I agree with Rice: the logic that says a timefull God experiences ongoing relations with creation is the most important concern for open and relational theology. At least it is for me!
Conclusion
The Future of Open Theism is helpful in many ways. I especially like that Rice portrays this theological movement as increasingly diverse. This book prompts me to seek further conversation with Rice and others attracted to this theological paradigm.
Comments
As a newcomer to Open theism, I benefited from the historical first part of Rice’s book. I’m curious about how you are responding to his critique that your Essential Kenosis being a limited application of process theology as it applies to love (p 116F). I honestly don’t understand his point. He does footnote a discussion in a volume of the “Five Views” series. Perhaps that is worthy of another blog.
Thanks, Larry. I think when Rick Rice says my theology is too close to process theology he has in mind my view of God’s power in relation to miracles. He’s right that I don’t think God can control. But I think he misunderstands my general view of miracles. I’ve corresponded a bit with him about it. At the end of the day, I’m not as interested in being labeled “process,” “open,” “Wesleyan,” or anything else as much as I want a theology adequate to experience, reason, scripture, and what I consider the best in the wisdom traditions.
“… a timefull God [who] experiences ongoing relations with creation is the most important concern for open and relational theology.
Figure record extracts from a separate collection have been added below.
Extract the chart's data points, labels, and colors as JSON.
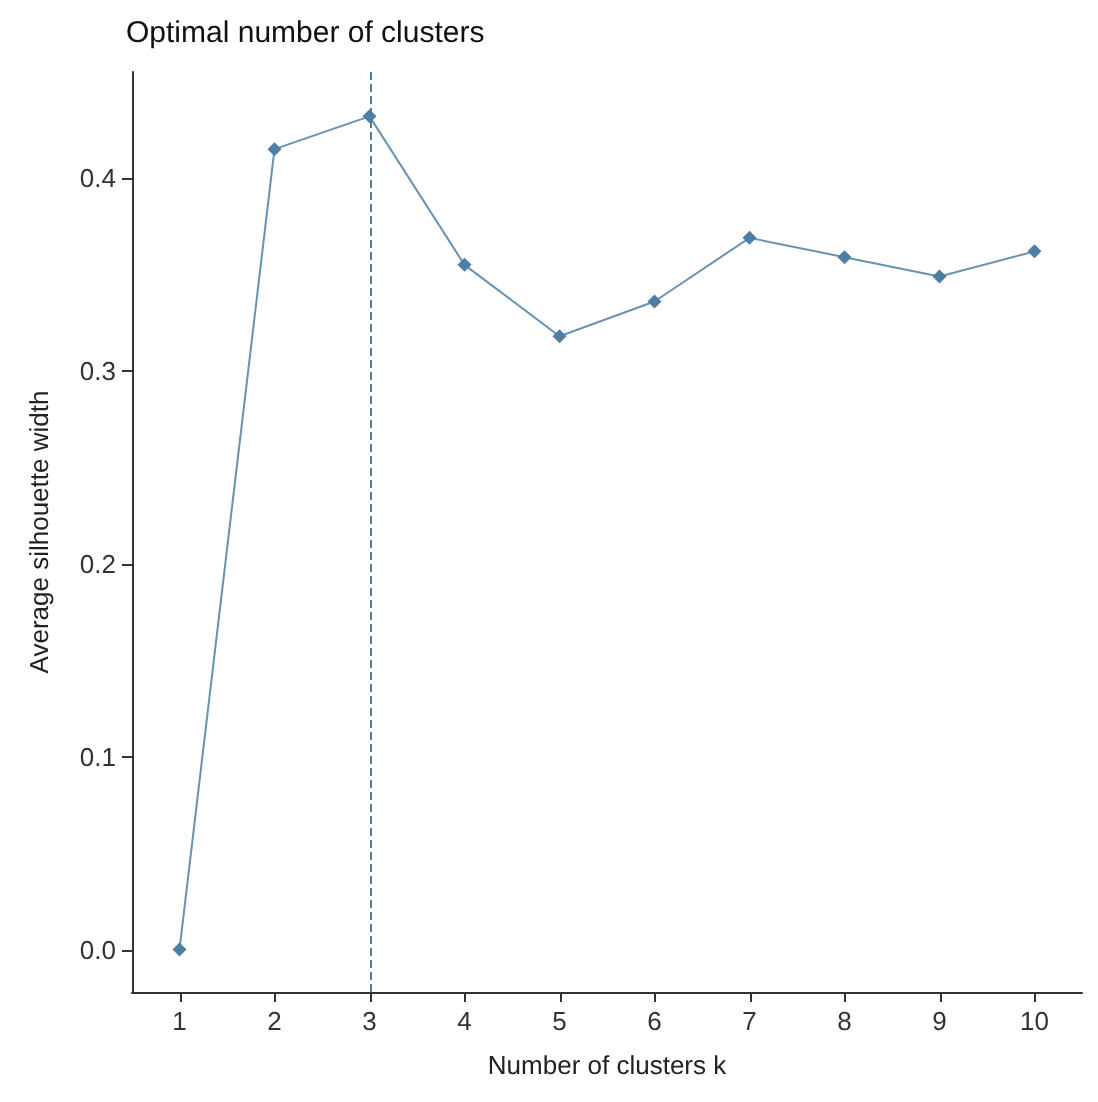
{
  "chart_data": {
    "type": "line",
    "title": "Optimal number of clusters",
    "xlabel": "Number of clusters k",
    "ylabel": "Average silhouette width",
    "categories": [
      "1",
      "2",
      "3",
      "4",
      "5",
      "6",
      "7",
      "8",
      "9",
      "10"
    ],
    "series": [
      {
        "color": "#4e7fa3",
        "values": [
          0.0,
          0.415,
          0.432,
          0.355,
          0.318,
          0.336,
          0.369,
          0.359,
          0.349,
          0.362
        ]
      }
    ],
    "ylim": [
      -0.022,
      0.455
    ],
    "yticks": [
      {
        "value": 0,
        "label": "0.0"
      },
      0.1,
      0.2,
      0.3,
      0.4
    ],
    "ref_lines": [
      {
        "axis": "x",
        "value": "3",
        "line_style": "dashed",
        "color": "#4e7fa3"
      }
    ],
    "grid": false,
    "marker": "diamond",
    "line_style": "solid"
  }
}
At least it is for me!”
When I embraced open theology 10 to 12 years ago, this aspect was the most personally impacting. It meant, among other things, that Jesus praying for me actually had substantive meaning! Whereas in my former way of thinking, Jesus praying for me always seemed a hollow and vain pursuit, when he knew all along how I would choose to act. To imagine that God could be genuinely surprised and pleased by my choices and actions (or, conversely, disappointed) gave me new impetus and motivation. Perfect divine foreknowledge always equated to fatalism in my thinking. Now, with a God who cares, and watches with eager anticipation, and a Jesus who prays, it matters more than ever how I live.
Like you, I care less about theological labels (call my theology Process if you must … though I do not think that it is) than the practical outcome of one’s theology.
Thanks for sharing, Cliff. I like the way you think!